Deborah Gordon is a nonresident senior associate in Carnegie’s Energy and Climate Program, where her research focuses on oil, climate, energy, and transportation issues in the United States, China, and globally.
Since 1996, Gordon has been a policy consultant specializing in transportation, energy, and environmental policy for nonprofit, foundation, academic, public, and private sector clients.

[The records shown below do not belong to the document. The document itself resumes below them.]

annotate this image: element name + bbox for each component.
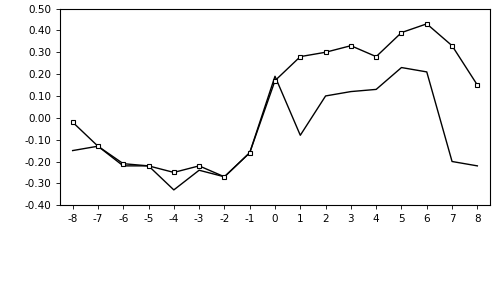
lnITOT_to_TB [398, 66, 404, 69]
lnREER_to_TB [298, 55, 304, 58]
lnITOT_to_TB [246, 151, 252, 154]
lnREER_to_TB [373, 55, 379, 58]
lnITOT_to_TB [70, 149, 75, 152]
lnITOT_to_TB [272, 75, 278, 78]
lnITOT_to_TB [449, 160, 455, 163]
lnREER_to_TB [222, 175, 228, 178]
Line: lnREER_to_TB: lnREER_to_TB [70, 21, 480, 179]
lnITOT_to_TB [474, 164, 480, 168]
lnREER_to_TB [70, 121, 75, 124]
lnITOT_to_TB [222, 175, 228, 178]
lnITOT_to_TB [171, 188, 177, 192]
lnREER_to_TB [398, 31, 404, 34]
lnITOT_to_TB [196, 168, 202, 172]
lnREER_to_TB [171, 171, 177, 174]
lnREER_to_TB [449, 44, 455, 47]
lnITOT_to_TB [373, 88, 379, 91]
lnREER_to_TB [424, 22, 430, 26]
lnITOT_to_TB [322, 94, 328, 98]
lnITOT_to_TB [348, 90, 354, 93]
Line: lnITOT_to_TB: lnITOT_to_TB [72, 68, 477, 190]
lnREER_to_TB [322, 50, 328, 54]
lnREER_to_TB [348, 44, 354, 47]
lnREER_to_TB [246, 151, 252, 154]
lnREER_to_TB [120, 162, 126, 165]
lnITOT_to_TB [298, 134, 304, 137]
lnITOT_to_TB [146, 164, 152, 168]
lnITOT_to_TB [120, 164, 126, 168]
lnREER_to_TB [272, 79, 278, 82]
lnITOT_to_TB [95, 144, 101, 148]
lnREER_to_TB [196, 164, 202, 168]
lnITOT_to_TB [424, 70, 430, 74]
lnREER_to_TB [146, 164, 152, 168]
lnREER_to_TB [474, 83, 480, 87]
lnREER_to_TB [95, 144, 101, 148]
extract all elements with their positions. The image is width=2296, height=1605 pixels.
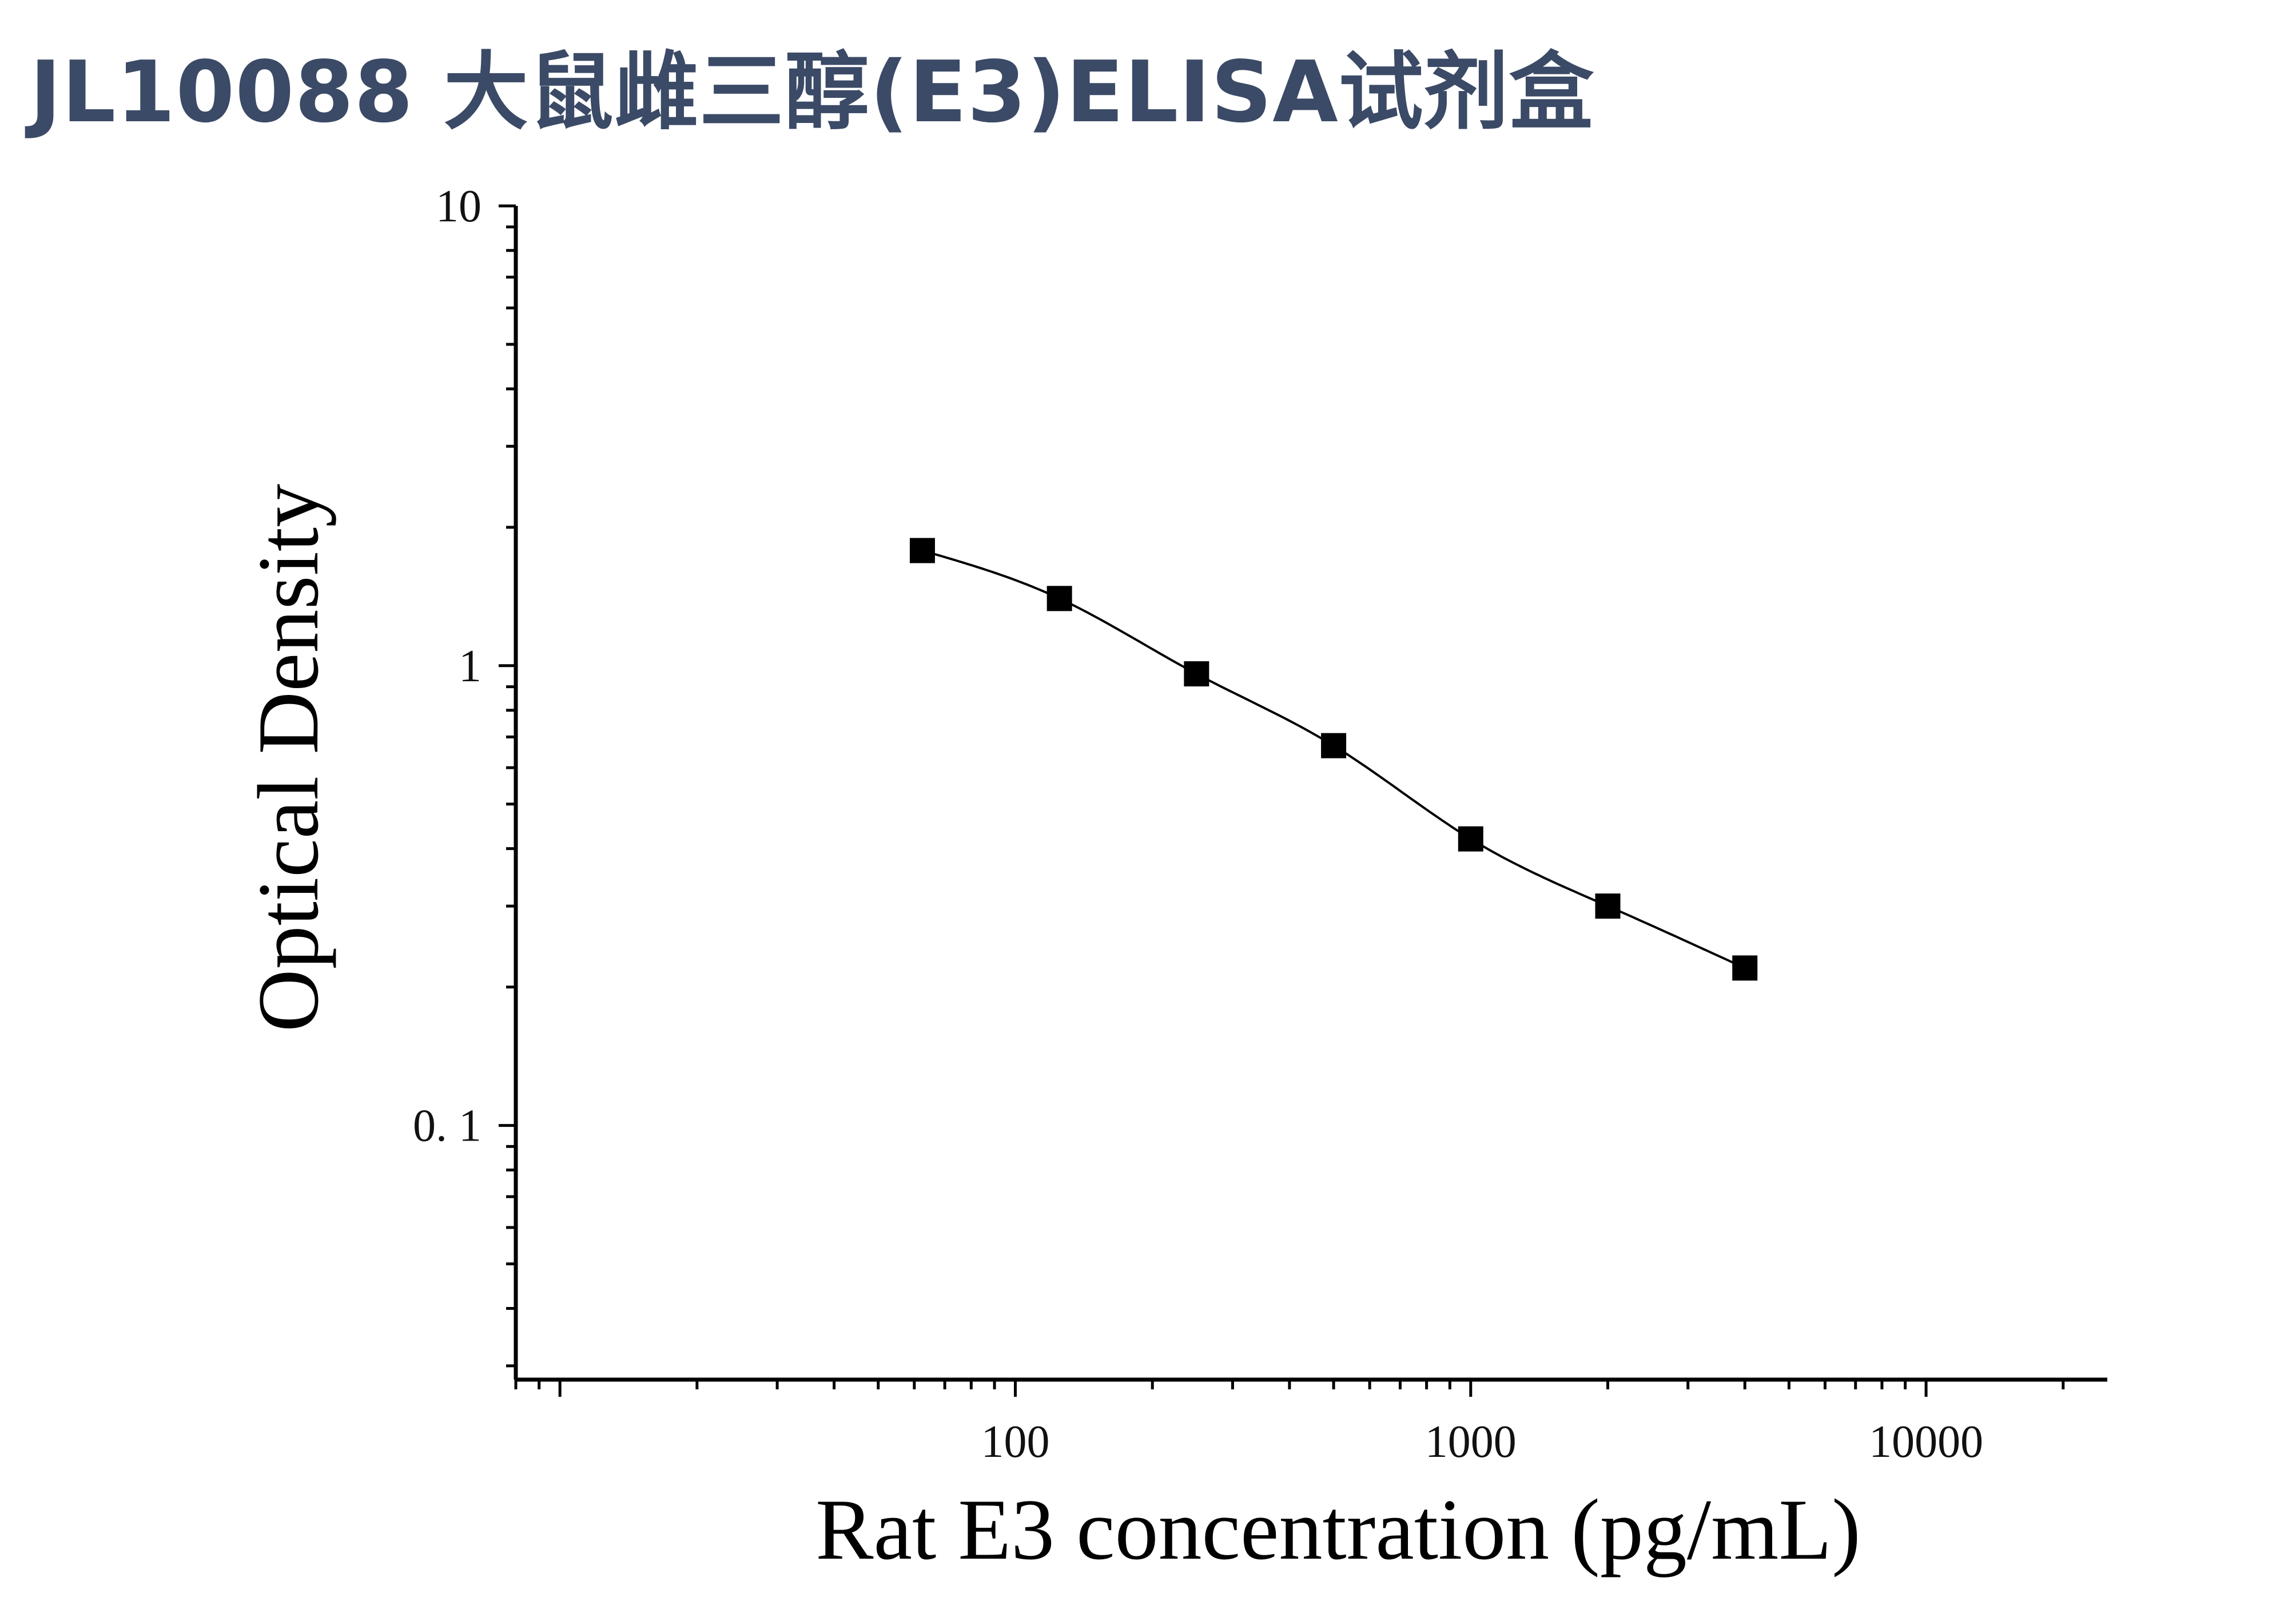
x-tick-label: 100	[981, 1417, 1049, 1467]
y-tick-label: 10	[436, 181, 482, 232]
data-point	[1732, 955, 1758, 981]
x-tick-label: 10000	[1869, 1417, 1983, 1467]
y-tick-label: 0. 1	[413, 1101, 482, 1151]
data-point	[1046, 586, 1072, 611]
ticks	[499, 204, 2065, 1397]
data-point	[1595, 893, 1621, 919]
data-point	[1458, 826, 1483, 852]
data-point	[909, 538, 935, 563]
y-axis-title: Optical Density	[240, 484, 336, 1032]
data-point	[1184, 661, 1209, 687]
y-tick-label: 1	[459, 641, 482, 692]
x-axis-title: Rat E3 concentration (pg/mL)	[815, 1481, 1861, 1578]
fit-curve	[922, 549, 1746, 970]
tick-labels: 10 1 0. 1 100 1000 10000	[413, 181, 1983, 1467]
data-point	[1321, 733, 1347, 758]
page-title: JL10088 大鼠雌三醇(E3)ELISA试剂盒	[30, 43, 1594, 141]
data-points	[909, 538, 1758, 981]
x-tick-label: 1000	[1425, 1417, 1517, 1467]
axes	[514, 206, 2107, 1382]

From 1996 to 2000, she co-directed the Transportation and Environment Program at the Yale School of Forestry and Environmental Studies. From 1989 to 1996, she founded and then directed the Transportation Policy Program at the Union of Concerned Scientists. Additionally, Gordon has worked at the U.S. Department of Energy’s Lawrence Berkeley Laboratory (1988–1989), developing clean car feebate policies under a grant from the U.S. Environmental Protection Agency (1989). She began her career as a chemical engineer with Chevron (1982–1987).
Gordon has served on National Academy of Sciences committees and the Transportation Research Board Energy Committee, lectured widely and given keynote speeches, and been featured on radio, TV, and in print media. Her first book, Steering a New Course (Island Press, 1991) offered a comprehensive overview of U.S. transportation, energy, and environmental policy. Her recent book, Two Billion Cars (with Daniel Sperling; Oxford University Press, in paperback, 2010) provides a fact-based case and roadmap for navigating the biggest global environmental challenge of this century—cars and oil.